With methotrexate in high doses (15 mg/week or more): increased hematological toxicity of methotrexate due to a decrease in its renal clearance during NSAID therapy.

With hydantoins and sulfa drugs: the risk of increased toxic effects of these drugs.

Combinations requiring caution

With diuretics, angiotensin-converting enzyme inhibitors: NSAID therapy is associated with a risk of acute renal failure in dehydrated patients (decreased glomerular filtration due to reduced prostaglandin synthesis). NSAIDs may reduce the hypotensive effect of some drugs. When coadministered with diuretics, ensure that the patient's fluid balance is adequate and monitor renal function before prescribing NSAIDs.

With methotrexate in low doses (less than 15 mg/week): increased hematological toxicity of methotrexate due to a decrease in its renal clearance during NSAID therapy. It is necessary to conduct weekly blood cell counts during the first weeks of concomitant therapy. In the presence of even mild renal dysfunction, as well as in elderly people, careful medical supervision is necessary.

With pentoxifylline: increased risk of bleeding. Intensive clinical monitoring and frequent checking of bleeding time (blood clotting time) is necessary.

With zidovudine: risk of increased toxicity to red blood cells due to effects on reticulocytes, with the development of severe anemia one week after administration of NSAIDs. It is necessary to count all blood cells and reticulocytes 1-2 weeks after starting NSAID therapy.

With sulfonamide drugs: NSAIDs may enhance the hypoglycemic effect of sulfonylurea due to its displacement from sites of binding to plasma proteins.

With low molecular weight heparin preparations: increased risk of bleeding.

Combinations to consider

With beta-blockers: NSAIDs may reduce the hypotensive effect of beta-blockers due to inhibition of prostaglandin synthesis.

With cyclosporine and tacrolimus: NSAIDs may increase nephrotoxicity, which is mediated by the action of renal prostaglandins. During concomitant therapy, renal function should be monitored.

With thrombolytics: increased risk of bleeding.

With probenecid: Plasma concentrations of NSAIDs may increase, which may be due to an inhibitory effect on renal tubular secretion and/or conjugation with glucuronic acid, requiring NSAID dose adjustment.

With cardiac glycosides: NSAIDs may lead to increased plasma concentrations of glycosides.
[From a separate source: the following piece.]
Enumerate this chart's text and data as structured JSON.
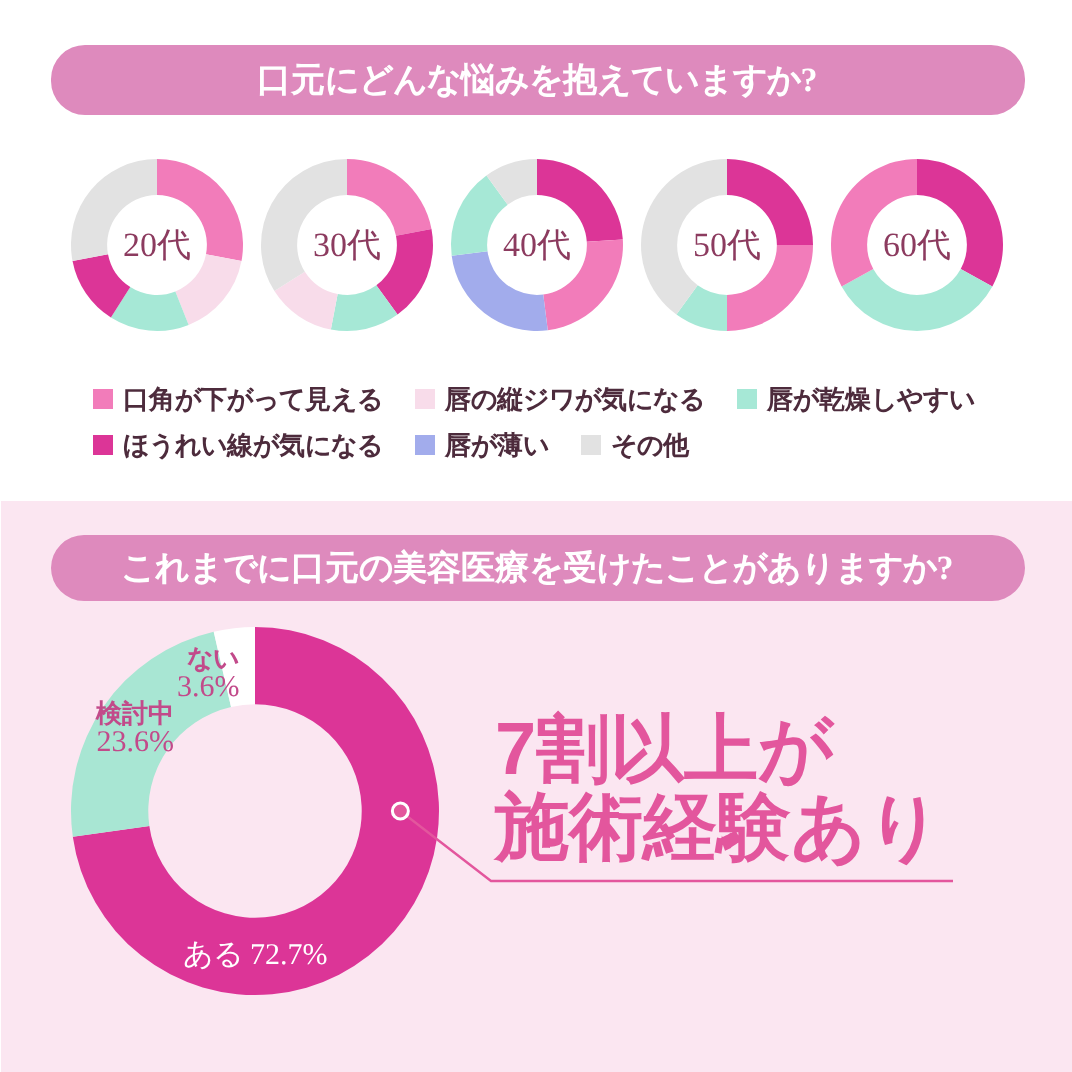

With mifepristone: due to the theoretical risk of changes in the effectiveness of mifepristone under the influence of prostaglandin synthesis inhibitors, NSAIDs should not be prescribed earlier than 8-12 days after discontinuation of mifepristone.

With ciprofloxacin: data obtained from experimental studies in animals indicate a high risk of developing convulsions when NSAIDs are prescribed during therapy with high doses of ciprofloxacin.